Dweck, Carol S. (2010). Mind-Sets and Equitable Education, Principal Leadership. Much talk about equity in education is about bricks and mortar–about having equal facilities and equal resources. Those factors, although extremely important, are relatively easy to quantify. What may be harder to capture are the beliefs that administrators, teachers, and students hold–beliefs that can have a striking impact on students’ achievement. In this paper, the author explains the importance of setting the minds of students and teachers that intelligence can be developed by citing two set of beliefs she identified in her research. In the author’s research, she has identified that people may have a fixed mind-set, in which they believe that intelligence is a static trait: some students are smart and some are not, and that’s that. Or they may have a growth mind-set, in which they believe that intelligence can be developed by various means–for example, through effort and instruction. Recent research has shown that students’ mind-sets have a direct influence on their grades and that teaching students to have a growth mind-set raises their grades and achievement test scores significantly. Rheinberg, a researcher in Germany, found that when teachers had a fixed mind-set, the students who had entered their class as low achievers left as low achievers at the end of the year. When teachers had a growth mind-set, however, many of the students who had started the year as low achievers moved up and became moderate or even high achievers.
Dweck, Carol S. (2009). Can We Make Our Students Smarter?, Education Canada.

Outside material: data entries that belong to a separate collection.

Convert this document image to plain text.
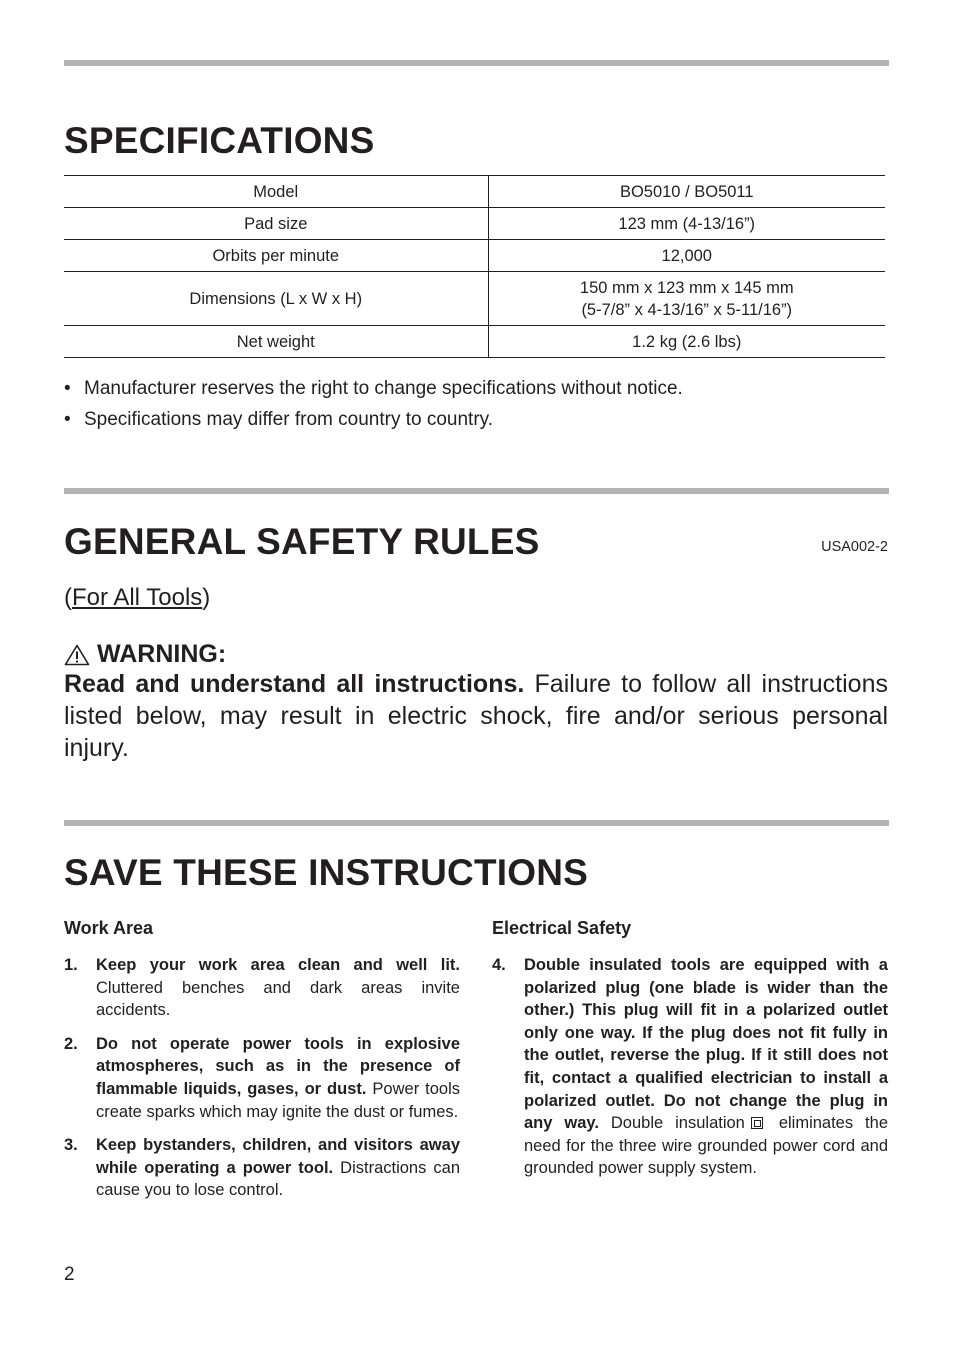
SPECIFICATIONS
Model	BO5010 / BO5011
Pad size	123 mm (4-13/16”)
Orbits per minute	12,000
Dimensions (L x W x H)	150 mm x 123 mm x 145 mm
(5-7/8” x 4-13/16” x 5-11/16”)

Net weight	1.2 kg (2.6 lbs)
• Manufacturer reserves the right to change specifications without notice.
• Specifications may differ from country to country.
GENERAL SAFETY RULES	USA002-2
(For All Tools)
WARNING:

Read and understand all instructions. Failure to follow all instructions listed below, may result in electric shock, fire and/or serious personal injury.

SAVE THESE INSTRUCTIONS
Work Area
1. Keep your work area clean and well lit. Cluttered benches and dark areas invite accidents.
2. Do not operate power tools in explosive atmospheres, such as in the presence of flammable liquids, gases, or dust. Power tools create sparks which may ignite the dust or fumes.
3. Keep bystanders, children, and visitors away while operating a power tool. Distractions can cause you to lose control.
Electrical Safety
4. Double insulated tools are equipped with a polarized plug (one blade is wider than the other.) This plug will fit in a polarized outlet only one way. If the plug does not fit fully in the outlet, reverse the plug. If it still does not fit, contact a qualified electrician to install a polarized outlet. Do not change the plug in any way. Double insulation eliminates the need for the three wire grounded power cord and grounded power supply system.
2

The debate over whether intelligence is largely fixed or malleable is not over. What is most exciting, however, is the research from social psychology, developmental psychology, cognitive psychology, and neuroscience that is highlighting just how malleable intelligence is. Differences in achievement among racial, ethnic, or gender groups have often been seen as evidence that intelligence is largely hereditary and fixed. However, there is now very strong evidence that when testing conditions are altered, the racial, ethnic, and gender gaps in achievement tests are greatly reduced. A recent study with college students testifies to the continuing plasticity of intellectual ability. Researchers are rapidly learning more and more about the foundations of intellectual ability, and as they do, they are learning more and more about how to foster it. In the past, giftedness tended to be portrayed as a global and stable attribute. As a result, experts in the field sought more to measure giftedness than to develop it. The emerging view, in stark contrast, recognizes that giftedness or talent is often very specific, that it can wax and wane over time, and that one of the most exciting questions facing educators today is how to encourage and sustain it. If intelligence can in fact be fostered in students, how do teachers go about it? This article offers some suggestions.